Lena Lenkeit defended her Master’s thesis titled “Design, development, and experimental verification of a framework for fully-differentiable, gradient-based optimal control of biological systems” on 23. October 2023.
This work was done in collaboration with Dr. Dr. Stefan Kallenberger who is also based at the BioQuant.
The 30th International Dynamics & Evolution of Human Viruses conference is taking place from April 19 to 22, 2023 at the German Cancer Research Center (DKFZ) and the Marriott in Heidelberg.
This meeting series was designed to promote discussion between specialists in quantitative and computational approaches in two areas in the field of virology where these are particularly important:
Modeling of viral and cellular dynamics
Viral evolution and population genetics
We co-organised this meeting together with Frederik Graw, Emma Hodcroft, Denise Kühnert, Richard Neher. Organising institutions are the BioQuant / Heidelberg University and the School of Medicine at UC San Diego.
We provided travel grants for exceptional young researchers from abroad.
You can find more information at the conference webpage.
Johanna Daas successfully defended her Master’s thesis titled “Model workflows with the COPASI R Connector (CoRC)” on 10th June 2022.

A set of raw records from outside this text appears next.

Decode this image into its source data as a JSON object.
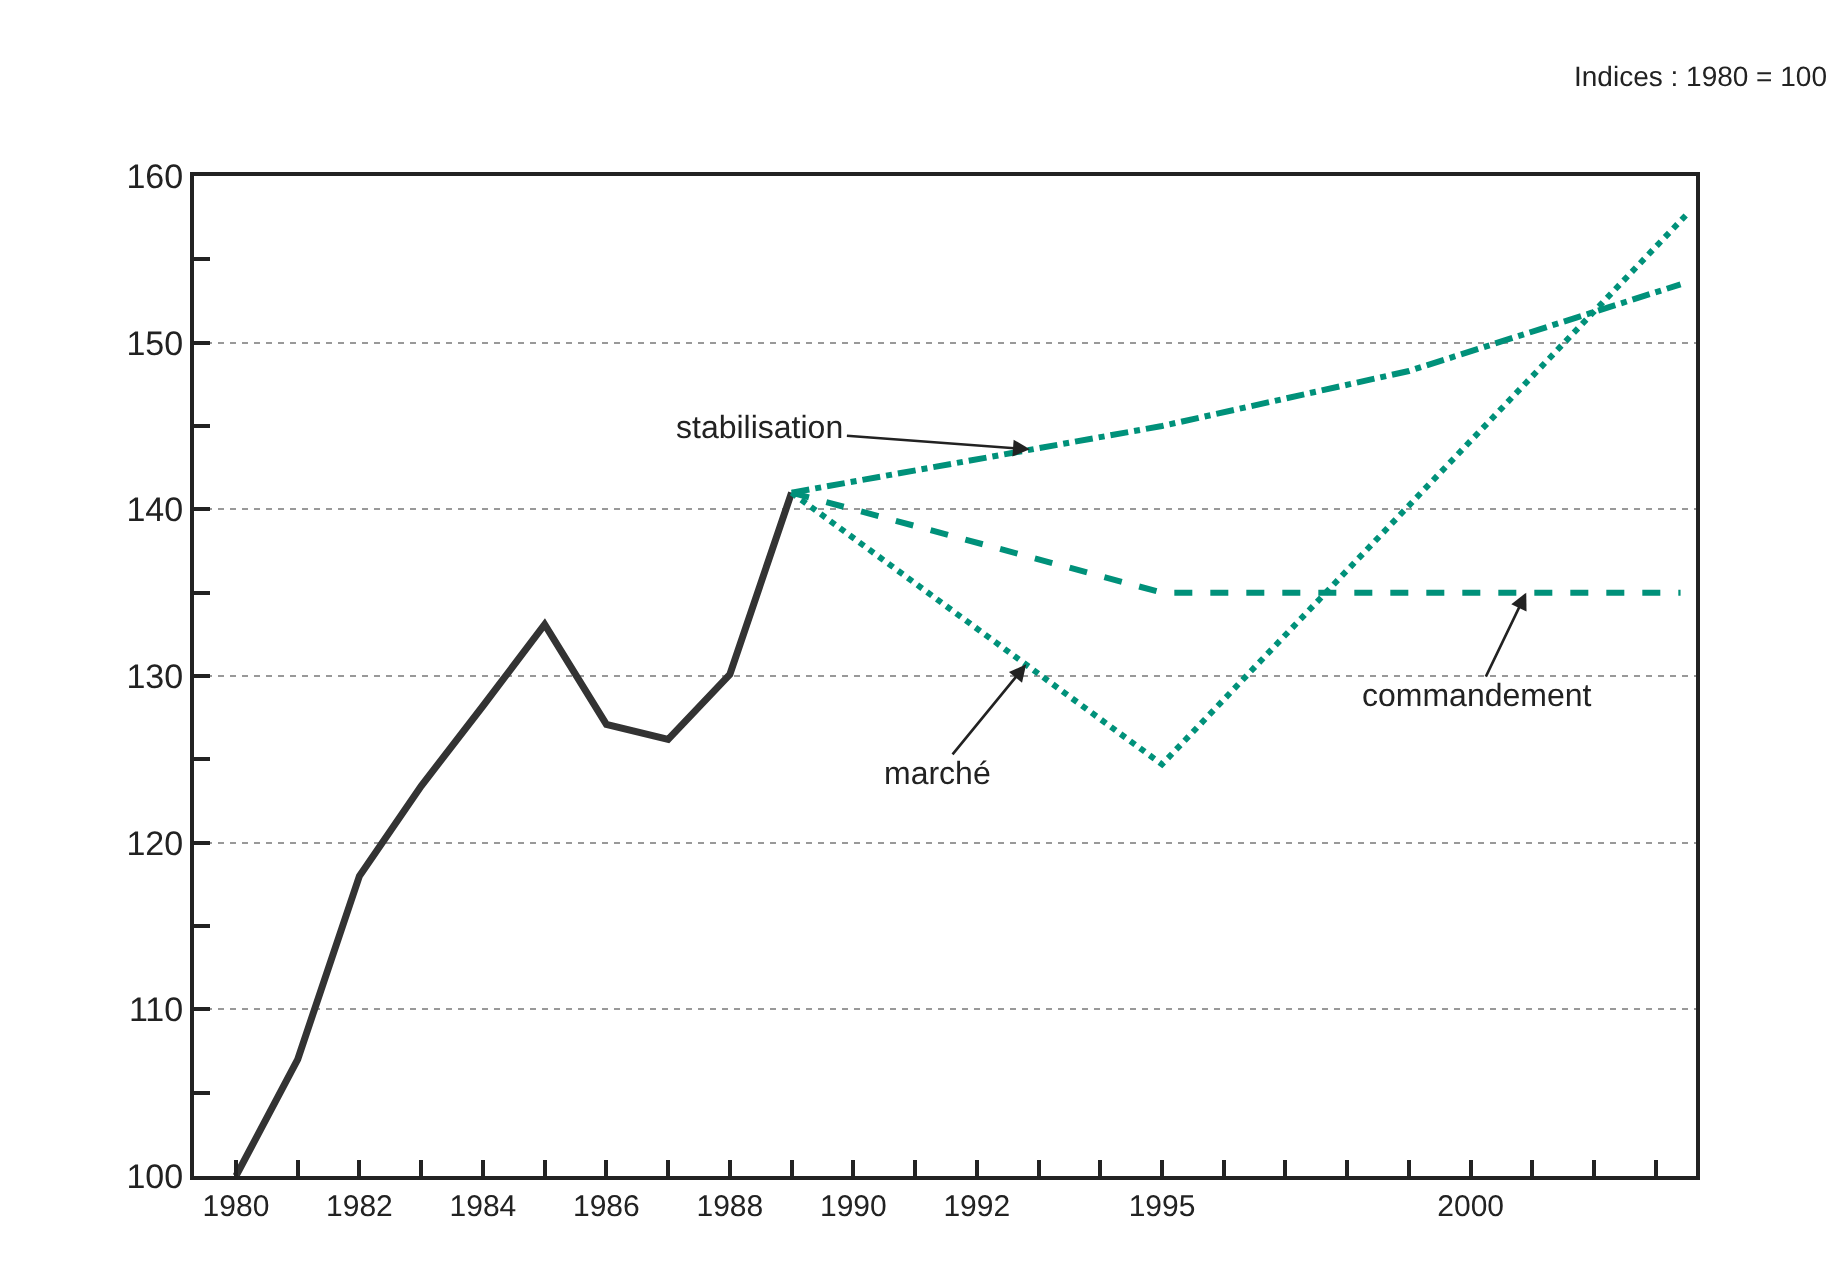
{
  "chart_data": {
    "type": "line",
    "annotations": [
      "Indices : 1980 = 100",
      {
        "text": "stabilisation",
        "x": 1992.86,
        "y": 143.6
      },
      {
        "text": "marché",
        "x": 1992.8,
        "y": 130.7
      },
      {
        "text": "commandement",
        "x": 2000.9,
        "y": 135
      }
    ],
    "series": [
      {
        "color": "#333333",
        "line_style": "solid",
        "x": [
          1980,
          1981,
          1982,
          1983,
          1984,
          1985,
          1986,
          1987,
          1988,
          1989
        ],
        "values": [
          100,
          107,
          118,
          123.4,
          128.2,
          133.1,
          127.1,
          126.2,
          130.1,
          141
        ]
      },
      {
        "color": "#00917a",
        "line_style": "dashdot",
        "x": [
          1989,
          1995,
          1999,
          2003.4
        ],
        "values": [
          141,
          145,
          148.3,
          153.5
        ]
      },
      {
        "color": "#00917a",
        "line_style": "dashed",
        "x": [
          1989,
          1995,
          2003.4
        ],
        "values": [
          141,
          135,
          135
        ]
      },
      {
        "color": "#00917a",
        "line_style": "dotted",
        "x": [
          1989,
          1995,
          2003.5
        ],
        "values": [
          141,
          124.7,
          157.7
        ]
      }
    ],
    "xlim": [
      1979.32,
      2003.65
    ],
    "xticks": [
      1980,
      {
        "value": 1981,
        "label": null
      },
      1982,
      {
        "value": 1983,
        "label": null
      },
      1984,
      {
        "value": 1985,
        "label": null
      },
      1986,
      {
        "value": 1987,
        "label": null
      },
      1988,
      {
        "value": 1989,
        "label": null
      },
      1990,
      {
        "value": 1991,
        "label": null
      },
      1992,
      {
        "value": 1993,
        "label": null
      },
      {
        "value": 1994,
        "label": null
      },
      1995,
      {
        "value": 1996,
        "label": null
      },
      {
        "value": 1997,
        "label": null
      },
      {
        "value": 1998,
        "label": null
      },
      {
        "value": 1999,
        "label": null
      },
      2000,
      {
        "value": 2001,
        "label": null
      },
      {
        "value": 2002,
        "label": null
      },
      {
        "value": 2003,
        "label": null
      }
    ],
    "ylim": [
      100,
      160
    ],
    "yticks": [
      100,
      {
        "value": 105,
        "label": null
      },
      110,
      {
        "value": 115,
        "label": null
      },
      120,
      {
        "value": 125,
        "label": null
      },
      130,
      {
        "value": 135,
        "label": null
      },
      140,
      {
        "value": 145,
        "label": null
      },
      150,
      {
        "value": 155,
        "label": null
      },
      160
    ],
    "grid": "y",
    "legend": false,
    "marker": "none"
  }
}
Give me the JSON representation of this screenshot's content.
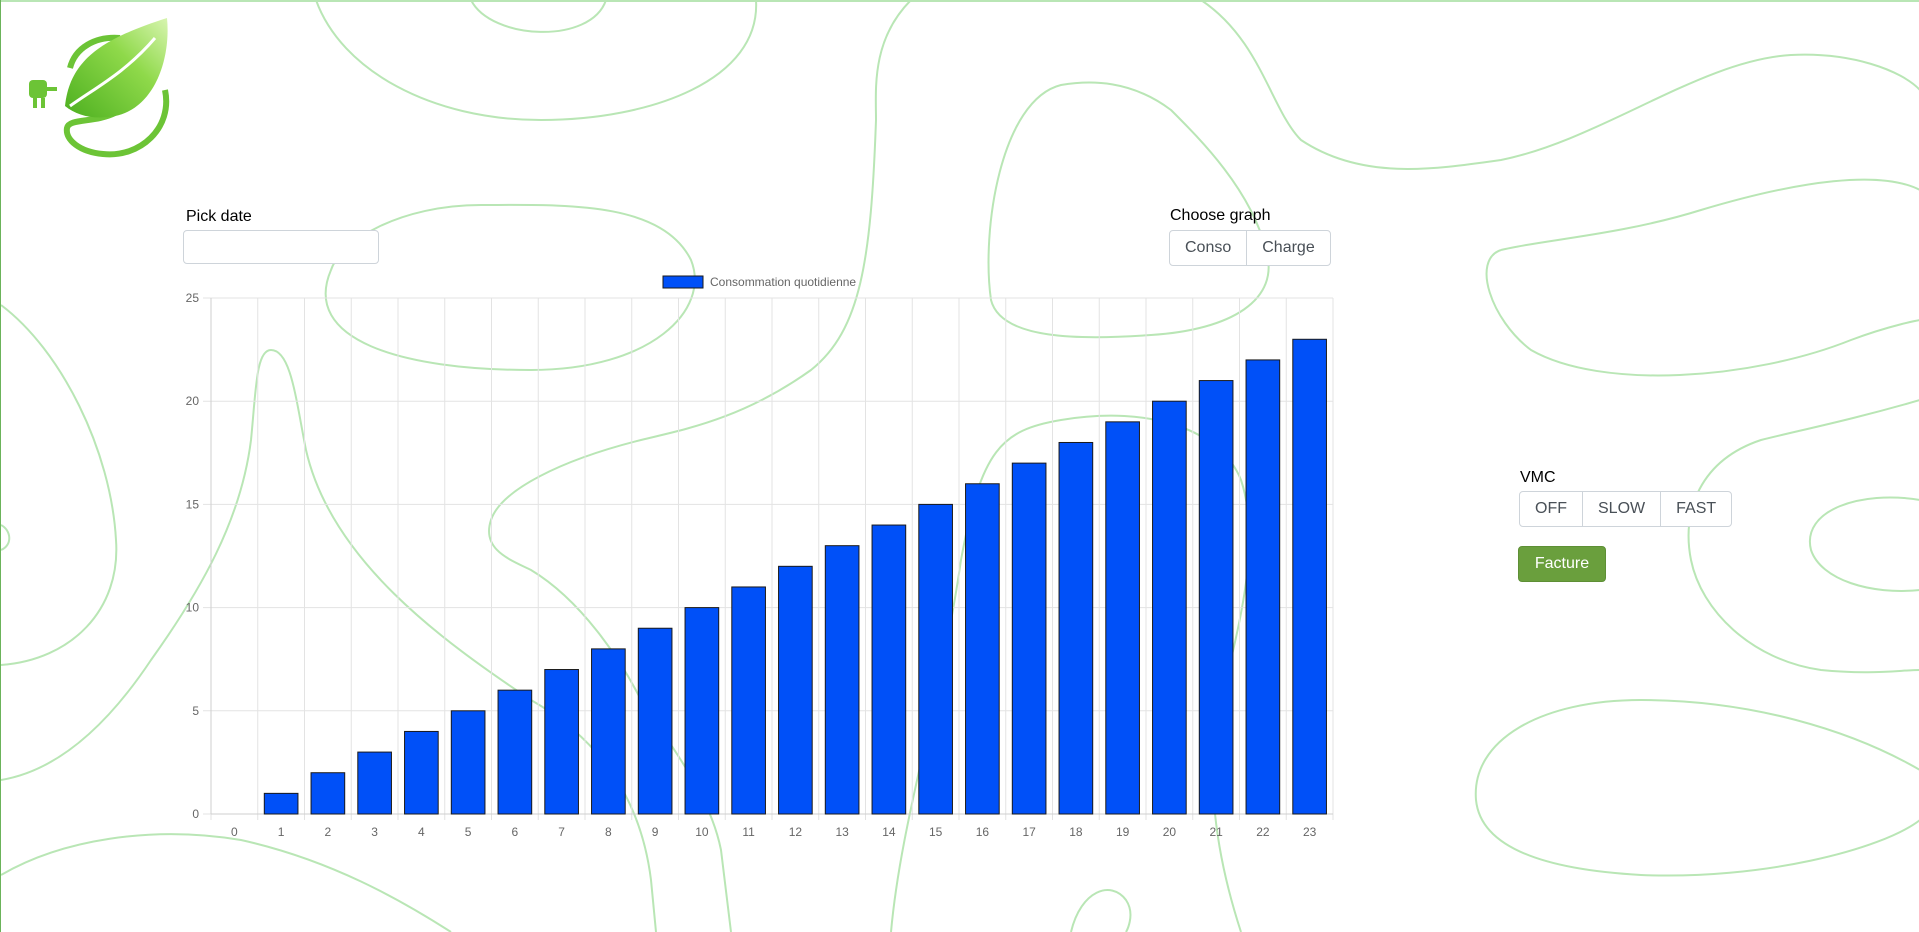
{
  "date_picker": {
    "label": "Pick date",
    "value": "",
    "placeholder": ""
  },
  "graph_selector": {
    "label": "Choose graph",
    "options": [
      "Conso",
      "Charge"
    ]
  },
  "vmc": {
    "label": "VMC",
    "options": [
      "OFF",
      "SLOW",
      "FAST"
    ]
  },
  "facture": {
    "label": "Facture"
  },
  "colors": {
    "accent_green": "#6a9f3d",
    "bar_fill": "#0050f8",
    "bar_border": "#1a1a1a",
    "decor_line": "#b9e6b5",
    "logo_green": "#6cc436"
  },
  "icons": {
    "logo": "eco-leaf-plug-logo"
  },
  "chart_data": {
    "type": "bar",
    "categories": [
      "0",
      "1",
      "2",
      "3",
      "4",
      "5",
      "6",
      "7",
      "8",
      "9",
      "10",
      "11",
      "12",
      "13",
      "14",
      "15",
      "16",
      "17",
      "18",
      "19",
      "20",
      "21",
      "22",
      "23"
    ],
    "series": [
      {
        "name": "Consommation quotidienne",
        "values": [
          0,
          1,
          2,
          3,
          4,
          5,
          6,
          7,
          8,
          9,
          10,
          11,
          12,
          13,
          14,
          15,
          16,
          17,
          18,
          19,
          20,
          21,
          22,
          23
        ]
      }
    ],
    "ylim": [
      0,
      25
    ],
    "yticks": [
      0,
      5,
      10,
      15,
      20,
      25
    ],
    "grid": true,
    "legend": "top-center"
  }
}
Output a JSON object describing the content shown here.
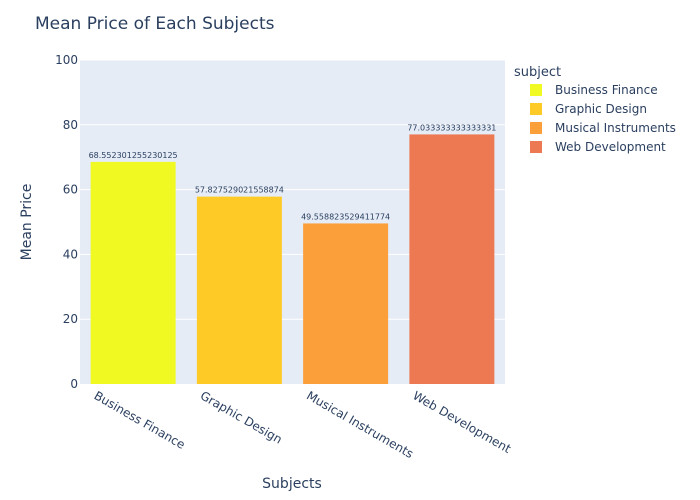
{
  "chart_data": {
    "type": "bar",
    "title": "Mean Price of Each Subjects",
    "xlabel": "Subjects",
    "ylabel": "Mean Price",
    "ylim": [
      0,
      100
    ],
    "yticks": [
      0,
      20,
      40,
      60,
      80,
      100
    ],
    "grid": true,
    "legend_title": "subject",
    "legend_position": "right",
    "categories": [
      "Business Finance",
      "Graphic Design",
      "Musical Instruments",
      "Web Development"
    ],
    "values": [
      68.55230125523012,
      57.827529021558874,
      49.558823529411775,
      77.03333333333333
    ],
    "data_labels": [
      "68.552301255230125",
      "57.827529021558874",
      "49.558823529411774",
      "77.033333333333331"
    ],
    "colors": [
      "#f0f921",
      "#fdca26",
      "#fb9f3a",
      "#ed7953"
    ],
    "plot_background": "#e5ecf6"
  }
}
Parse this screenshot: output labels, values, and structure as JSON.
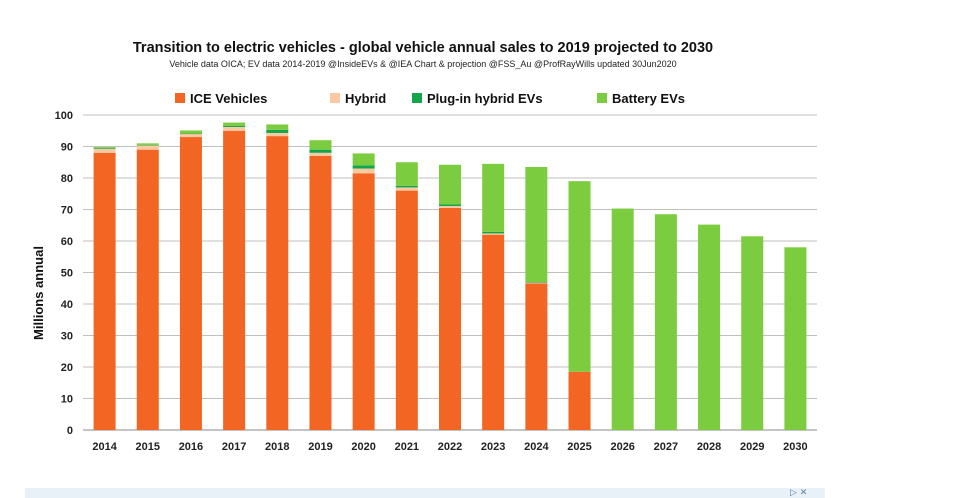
{
  "chart_data": {
    "type": "bar",
    "stacked": true,
    "title": "Transition to electric vehicles  - global vehicle annual sales to 2019 projected to 2030",
    "subtitle": "Vehicle data OICA; EV data 2014-2019 @InsideEVs & @IEA  Chart & projection @FSS_Au @ProfRayWills updated 30Jun2020",
    "xlabel": "",
    "ylabel": "Millions annual",
    "ylim": [
      0,
      100
    ],
    "yticks": [
      "0",
      "10",
      "20",
      "30",
      "40",
      "50",
      "60",
      "70",
      "80",
      "90",
      "100"
    ],
    "grid": true,
    "legend_position": "top",
    "categories": [
      "2014",
      "2015",
      "2016",
      "2017",
      "2018",
      "2019",
      "2020",
      "2021",
      "2022",
      "2023",
      "2024",
      "2025",
      "2026",
      "2027",
      "2028",
      "2029",
      "2030"
    ],
    "series": [
      {
        "name": "ICE Vehicles",
        "color": "#f26522",
        "values": [
          88,
          89,
          93,
          95,
          93.3,
          87,
          81.5,
          76,
          70.5,
          62,
          46.5,
          18.5,
          0,
          0,
          0,
          0,
          0
        ]
      },
      {
        "name": "Hybrid",
        "color": "#f9c9a4",
        "values": [
          1.2,
          1.4,
          1.0,
          1.2,
          1.0,
          1.0,
          1.5,
          1.0,
          0.6,
          0.4,
          0.3,
          0,
          0,
          0,
          0,
          0,
          0
        ]
      },
      {
        "name": "Plug-in hybrid EVs",
        "color": "#13a54a",
        "values": [
          0.2,
          0.1,
          0.1,
          0.4,
          1.0,
          1.0,
          1.0,
          0.5,
          0.5,
          0.5,
          0.2,
          0,
          0,
          0,
          0,
          0,
          0
        ]
      },
      {
        "name": "Battery EVs",
        "color": "#7ccc40",
        "values": [
          0.4,
          0.5,
          1.0,
          1.0,
          1.7,
          3.0,
          3.8,
          7.5,
          12.6,
          21.6,
          36.5,
          60.5,
          70.3,
          68.5,
          65.2,
          61.5,
          58
        ]
      }
    ]
  },
  "footer": {
    "icons": "▷ ✕"
  }
}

PS It should be mentioned that Johanna had already published an article as first author in Mathematical Biosciences during her Master’s project: J.CJ. Daas, J.D Förster and J. Pahle (2022) Dynamic Publication Media with the COPASI R Connector (CoRC). Mathematical Biosciences, doi:10.1016/j.mbs.2022.108822 (open access)
Mathematical Biosciences accepted our new manuscript, titled “Dynamic Publication Media with the COPASI R Connector (CoRC)” for publication in their special issue “Dynamic Publication Media in Mathematical Biology”.
Dynamic publication media are becoming a popular tool for authors to effectively compose and publish their work. In this article we show how dynamic publication media and the COPASI R Connector (CoRC) can be combined in a natural and synergistic way to communicate (biochemical) models.
For further information please have a look at: J.CJ. Daas, J.D Förster and J. Pahle (2022) Dynamic Publication Media with the COPASI R Connector (CoRC). Mathematical Biosciences, doi:10.1016/j.mbs.2022.108822 (open access)
We published an application note in Bioinformatics describing the COPASI R Connector (CoRC), our high-level application programming interface (API) that allows users to access COPASI’s (www.copasi.org) simulation and analysis capabilities from the R programming environment.
Kevin Siswandi, a Master student in our group, gave a talk in the BioQuant Internal Seminar series on 16. April 2020. Due to the Corona virus pandemic the seminar was exclusively held online.
In his talk Kevin presented an AI project he has worked on last semester in our group with the title “Predicting the dynamics of biochemical systems from time-series multi-omics data“. Please see Kevin’s abstract below for further details.
Abstract: In this project, we explore a data-driven modeling approach based on machine learning for predicting dynamics in biochemical systems from time-series data. Traditionally, dynamic modeling in systems biology often is a bottom-up process based on differential equations that relies on a hypothesis about the biological mechanism. However, it may take several years to map the pathway mechanisms in order to construct mathematical representations of the system. Moreover, bottom-up modeling approaches do not automatically scale in performance with more data and increase in complexity for larger systems. To solve these challenges, we blend machine learning, applied mathematics (numerical methods), and explainable AI to build a machine learning workflow that is not only superior in predictive performance on test systems, but also allows the extraction of mechanistic insights from the data. This work started as my internship at BioQuant and is now the topic of my Masters Thesis.”